Ainsi  toute  personne  victime d’une erreur  médicale  peut  saisir  la  juridiction  compétente aux fins d’indemnisation .Hormis le cas où cette erreur  constitue  l’infraction   pénale d’homicide  ou de  blessures  involontaires  et  donc  passible de la juridiction  correctionnelle ou contraventionnelle  , l’action  en  indemnisation pour erreur   médicale  est portée  soit  devant  le tribunal  de  droit  commun  (  la section civile du tribunal)  , soit devant  le tribunal  administratif. Cette  compétence  étant d’ordre public  il ya  lieu  de  bien  fixer la juridiction compétence  sous peine de  rejet de  l’action pour  incompétence  d’attribution. Le  critère de  distinction  tribunal civil-tribunal administratif réside  dans  la  personne  ou  la  structure  qui  a  commis   l’erreur médicale.  L’action sera  portée  devant  la section civile du tribunal   si  l’erreur médicale relève  de cliniques ,d’établissements de soins privés ou de  médecins  libéraux.  Elle   devra être portée  devant  un  tribunal administratif  si  l’erreur  médical  a  été  commise  dans  un  hôpital   public  ou  un médecin  relevant du secteur public.

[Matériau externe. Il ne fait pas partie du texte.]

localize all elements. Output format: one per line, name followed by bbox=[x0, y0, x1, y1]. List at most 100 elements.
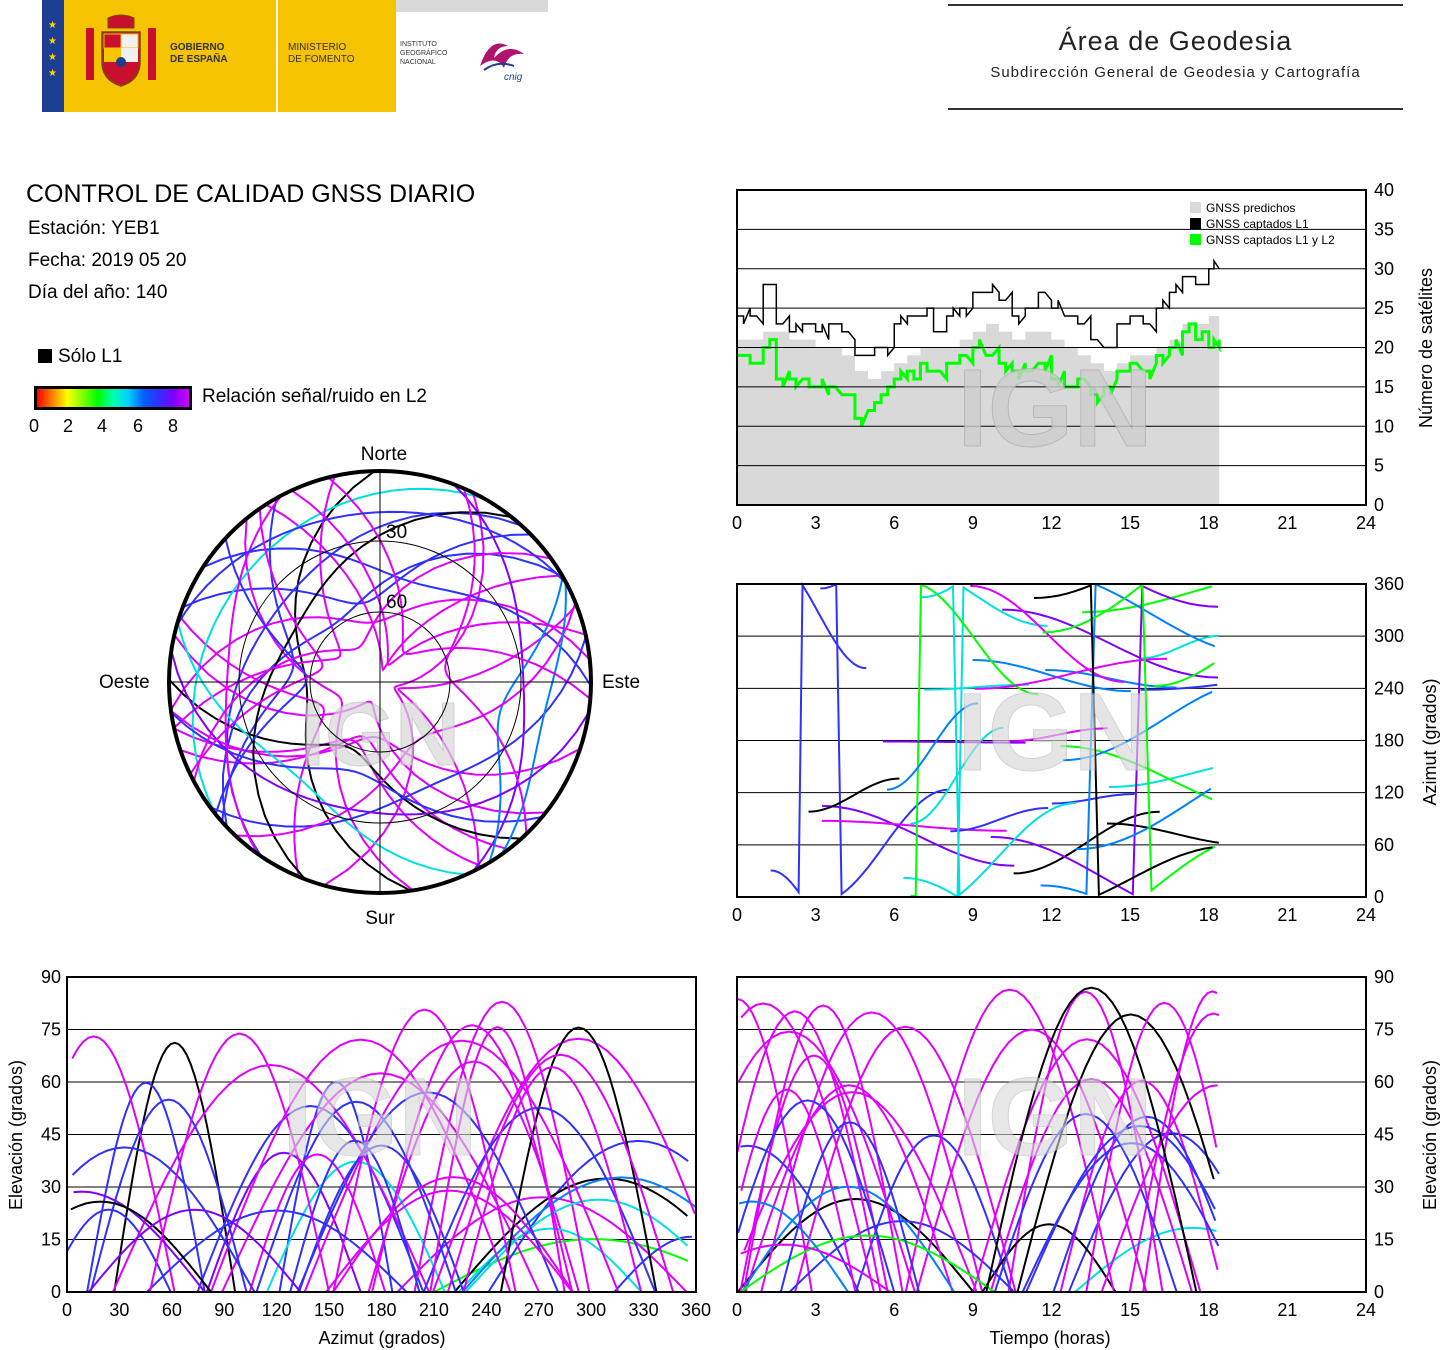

La chambre administrative  de  la  Cour  suprême  puis  le    Conseil d’Etat  algériens  ont  eu  à  se  prononcer  sur  plusieurs  affaires  engageant la responsabilité  d’une structure publique de santé. Dans une  affaire  où  un  accidenté  de  la circulation  a  été  hospitalisé  pour des fractures  de  la  jambe,  et  qui  a  dû  subir par  la suite une  amputation suite  à  une  gangrène ,  il a  été  retenu  la responsabilité  de  l’hôpital   au  motif  que l’amputation de la jambe  est  dû   à  une  négligence    lors  de la prise en  charge   du  patient  notamment  au  niveau  du  suivi   médical  (  arrêt du  30/06/1990,dossier  N° 65648, Revue  judicaire  ,année 1992,n°1,p.132).Le  Conseil d’Etat a  aussi  jugé  que le   médecin  hospitalier  qui a  procédé  à  l’ablation de  deux  orteils  d’une  patiente  atteinte de  varices   a commis une faute   au  motif  que  les opérations pour cause de  varices sont  des  opérations simples et  banales   (  arrêt du  03/06/2003,dossier  N° 4166, Revue  du Conseil  d’Etat   ,année 2003,n°4,p.99).Sont  aussi  constitutives d’une  erreur médicale   suivant  le  Conseil d’Etat   les complications  subies par un  malade  à qui a été   implanté  des  broches   au  niveau  de  la  jambe   (  arrêt du  11/03/2003,dossier  N° 7733,  Revue  du Conseil  d’Etat ,année 2004,n°5,p.208).